La precognizione di quale potrà essere il coinvolgimento del mondo si avvicina maggiormente all’approfondimento a un livello più elevato di uno squallido salotto televisivo. Cinicamente la geopolitica considera nella sua contabilità questi dati comuni a tutte le guerre e li fa interagire: ciò che interessa all’analista geopolitico è la trasformazione socio-economica dopo una guerra che coinvolge potenze di questo livello. Come si svilupperà l’esistenza in tempo di guerra e quale sarà la ricaduta sull’economia mondiale? tariffe del grano e bollette energetiche, approvvigionamento e reti di distribuzione… fame e freddo. Le svolte imposte da una guerra di queste proporzioni all’economia neoliberista imperante da 30 anni potrebbero far deragliare il libero mercato e dunque lo scenario che si comincia ad aprire è quello dello statalismo: non incentrato sul welfare ma quello bellico, fatto di riarmo e interventismo monetarista, di autarchia e di stretto controllo da parte del potere di ogni aspetto macroeconomico: centralizzazione del controllo dell’energia e sua nazionalizzazione.
Fin qui la sintesi di OGzero dopo le sollecitazioni di questo nuovo articolo di Yurii Colombo che state per leggere
Sindromi propagandistiche e stalli reali
I sondaggi d’opinione in Russia (per quanto possano valere quelli in tempi di “operazioni speciali”) sostengono che la popolarità di Putin sia aumentata dall’inizio del conflitto. Non deve stupire. Il rublo si è in parte ripreso, le sanzioni inizieranno a farsi sentire tra qualche mese e il nazionalismo russo nelle “ore supreme” è storia nota. L’annuncio di Putin poi di voler chiedere in cambio del gas e del petrolio ai paesi “non amici” il pagamento in rubli ha inorgoglito i russi anche se poi continueranno a ricevere i soliti euro e dollari anche nel futuro. La dedollarizzazione di parte delle transazioni internazionali era già stata fatta baluginare dal presidente russo ai tempi dei Brics, ma continuerà ad avere un difficile decollo se non diventerà un’arma di Pechino.

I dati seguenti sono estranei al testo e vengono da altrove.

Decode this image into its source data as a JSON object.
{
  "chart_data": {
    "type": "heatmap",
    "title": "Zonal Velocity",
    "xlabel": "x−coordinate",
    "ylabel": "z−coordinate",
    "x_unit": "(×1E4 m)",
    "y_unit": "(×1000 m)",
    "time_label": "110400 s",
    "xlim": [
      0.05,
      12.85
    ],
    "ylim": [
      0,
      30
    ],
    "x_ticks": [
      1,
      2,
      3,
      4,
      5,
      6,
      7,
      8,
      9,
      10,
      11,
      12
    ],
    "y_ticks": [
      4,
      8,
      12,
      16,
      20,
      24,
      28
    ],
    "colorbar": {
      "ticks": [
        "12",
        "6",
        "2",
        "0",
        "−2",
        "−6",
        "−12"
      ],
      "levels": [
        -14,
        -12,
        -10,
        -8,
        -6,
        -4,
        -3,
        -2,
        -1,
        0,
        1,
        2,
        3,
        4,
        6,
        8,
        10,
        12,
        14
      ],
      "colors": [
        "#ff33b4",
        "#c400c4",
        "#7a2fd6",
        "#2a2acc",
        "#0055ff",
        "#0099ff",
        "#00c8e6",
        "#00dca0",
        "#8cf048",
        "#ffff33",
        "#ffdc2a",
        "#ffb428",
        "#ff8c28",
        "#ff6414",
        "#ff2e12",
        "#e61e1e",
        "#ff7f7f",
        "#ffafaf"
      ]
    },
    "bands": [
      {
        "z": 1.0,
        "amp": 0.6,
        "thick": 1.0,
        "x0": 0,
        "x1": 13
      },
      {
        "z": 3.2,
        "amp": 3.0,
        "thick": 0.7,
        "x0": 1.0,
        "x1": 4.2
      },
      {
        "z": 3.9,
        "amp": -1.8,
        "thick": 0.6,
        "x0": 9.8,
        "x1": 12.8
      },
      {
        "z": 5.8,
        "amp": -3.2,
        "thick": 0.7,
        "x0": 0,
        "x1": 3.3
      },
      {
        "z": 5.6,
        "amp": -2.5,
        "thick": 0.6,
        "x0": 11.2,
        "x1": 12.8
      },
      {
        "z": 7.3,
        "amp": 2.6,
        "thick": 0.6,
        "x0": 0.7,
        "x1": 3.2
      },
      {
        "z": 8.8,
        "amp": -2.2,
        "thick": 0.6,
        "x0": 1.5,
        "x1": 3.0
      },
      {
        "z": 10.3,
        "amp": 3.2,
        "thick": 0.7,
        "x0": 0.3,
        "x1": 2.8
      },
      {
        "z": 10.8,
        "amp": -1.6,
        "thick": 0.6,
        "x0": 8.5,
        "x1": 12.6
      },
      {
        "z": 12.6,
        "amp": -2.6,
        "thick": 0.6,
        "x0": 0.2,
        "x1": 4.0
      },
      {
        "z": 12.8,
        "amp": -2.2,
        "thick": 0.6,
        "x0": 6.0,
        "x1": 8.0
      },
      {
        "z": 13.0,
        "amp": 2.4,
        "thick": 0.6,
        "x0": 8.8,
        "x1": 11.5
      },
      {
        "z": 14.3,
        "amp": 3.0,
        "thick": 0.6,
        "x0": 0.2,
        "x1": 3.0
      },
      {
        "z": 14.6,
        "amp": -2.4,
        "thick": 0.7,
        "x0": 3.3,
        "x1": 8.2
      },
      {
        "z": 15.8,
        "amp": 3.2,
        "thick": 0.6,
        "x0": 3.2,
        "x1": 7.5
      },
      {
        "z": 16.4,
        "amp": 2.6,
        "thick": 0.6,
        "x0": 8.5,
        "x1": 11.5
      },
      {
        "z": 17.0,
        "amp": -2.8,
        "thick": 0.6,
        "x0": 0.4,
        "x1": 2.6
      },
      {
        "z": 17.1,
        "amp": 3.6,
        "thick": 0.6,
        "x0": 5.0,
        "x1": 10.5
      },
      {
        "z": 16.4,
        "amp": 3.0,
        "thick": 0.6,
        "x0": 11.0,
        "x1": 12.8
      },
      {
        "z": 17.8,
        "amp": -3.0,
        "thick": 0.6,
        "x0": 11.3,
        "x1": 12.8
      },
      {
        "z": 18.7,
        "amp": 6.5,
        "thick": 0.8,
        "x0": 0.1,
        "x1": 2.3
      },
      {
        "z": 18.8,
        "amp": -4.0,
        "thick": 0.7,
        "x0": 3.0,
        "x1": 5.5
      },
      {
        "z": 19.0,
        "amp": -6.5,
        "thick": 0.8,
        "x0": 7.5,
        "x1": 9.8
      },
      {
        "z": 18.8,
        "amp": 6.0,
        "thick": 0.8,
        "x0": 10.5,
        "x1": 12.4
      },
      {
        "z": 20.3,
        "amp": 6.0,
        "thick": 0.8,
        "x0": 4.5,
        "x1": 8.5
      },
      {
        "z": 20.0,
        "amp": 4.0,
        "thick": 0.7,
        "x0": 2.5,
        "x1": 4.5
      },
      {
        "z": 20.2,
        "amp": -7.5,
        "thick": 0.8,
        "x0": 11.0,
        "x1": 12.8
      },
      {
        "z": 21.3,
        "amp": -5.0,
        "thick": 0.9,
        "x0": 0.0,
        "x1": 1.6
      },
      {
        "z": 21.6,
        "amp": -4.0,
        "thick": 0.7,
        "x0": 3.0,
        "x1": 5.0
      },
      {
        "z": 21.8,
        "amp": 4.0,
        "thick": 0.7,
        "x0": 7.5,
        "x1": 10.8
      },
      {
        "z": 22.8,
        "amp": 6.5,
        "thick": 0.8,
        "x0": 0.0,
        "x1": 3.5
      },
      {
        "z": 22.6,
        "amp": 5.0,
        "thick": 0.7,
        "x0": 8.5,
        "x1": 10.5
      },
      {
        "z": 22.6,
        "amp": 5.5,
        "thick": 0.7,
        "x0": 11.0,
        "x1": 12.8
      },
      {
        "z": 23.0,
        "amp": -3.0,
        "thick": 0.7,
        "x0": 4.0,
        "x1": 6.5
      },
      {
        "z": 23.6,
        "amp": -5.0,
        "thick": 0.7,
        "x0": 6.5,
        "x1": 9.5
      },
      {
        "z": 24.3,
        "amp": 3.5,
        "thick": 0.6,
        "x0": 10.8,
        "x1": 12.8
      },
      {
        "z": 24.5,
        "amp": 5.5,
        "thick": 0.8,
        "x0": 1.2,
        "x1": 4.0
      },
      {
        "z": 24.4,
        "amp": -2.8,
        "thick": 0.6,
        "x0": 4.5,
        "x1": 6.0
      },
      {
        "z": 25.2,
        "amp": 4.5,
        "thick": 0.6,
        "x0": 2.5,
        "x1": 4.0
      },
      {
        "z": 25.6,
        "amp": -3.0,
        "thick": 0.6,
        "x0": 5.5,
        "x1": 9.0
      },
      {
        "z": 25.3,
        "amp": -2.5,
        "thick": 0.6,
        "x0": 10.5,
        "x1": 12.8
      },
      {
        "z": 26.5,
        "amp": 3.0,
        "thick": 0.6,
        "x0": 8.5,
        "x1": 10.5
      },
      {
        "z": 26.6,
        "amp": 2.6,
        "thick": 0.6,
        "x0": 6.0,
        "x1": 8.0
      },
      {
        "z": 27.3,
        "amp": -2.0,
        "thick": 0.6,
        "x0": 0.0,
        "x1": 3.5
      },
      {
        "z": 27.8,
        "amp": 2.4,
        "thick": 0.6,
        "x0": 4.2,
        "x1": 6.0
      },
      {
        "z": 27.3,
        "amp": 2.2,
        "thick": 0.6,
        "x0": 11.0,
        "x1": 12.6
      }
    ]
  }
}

Del resto le truculente interferenze di Joe Biden hanno aiutato il Cremlino a fornire un’immagine alla propria opinione pubblica da “cittadella assediata”, in cui l’aggressore tenta di dimostrare contro ogni evidenza di essere l’aggredito. Le stesse campagne di russofobia che qua e la sono emerse in tutto l’Occidente hanno dato la possibilità a Dmitry Peskov, il portavoce ufficiale di Putin, di sostenere di «essere di fronte a campagne simili a quelle dei nazisti quando bruciavano i libri negli anni Trenta». Anche misure come quelle assunte dalla società farmaceutica tedesca Miltenyi Biotec, un produttore di attrezzature e materiali per la terapia cellulare, che ha smesso di fornirle alla Russia a causa del conflitto, producendo un (giusto) sdegno tra la popolazione visto che non si tratta di sanzioni che colpiscono oligarchi, funzionari, personale militare o aziende, ma invece negano il diritto alla salute dei malati anche se si tratta, secondo gli esperti, di terapie a cui sono sottoposti pochissimi pazienti. Tuttavia, ci sono altre forme di assistenza medica in cui la Russia è criticamente dipendente dalle attrezzature importate. In Russia circa 50.000 persone sono sottoposte a emodialisi su base permanente e in totale circa 1 milione di persone hanno bisogno di una terapia sostitutiva in un modo o nell’altro. Sanzioni in questo o altri settori sanitari alla Russia potrebbe portare al collasso della catena di assistenza medica per coloro che hanno bisogno di tali cure e mettere decine di migliaia di persone a rischio della vita.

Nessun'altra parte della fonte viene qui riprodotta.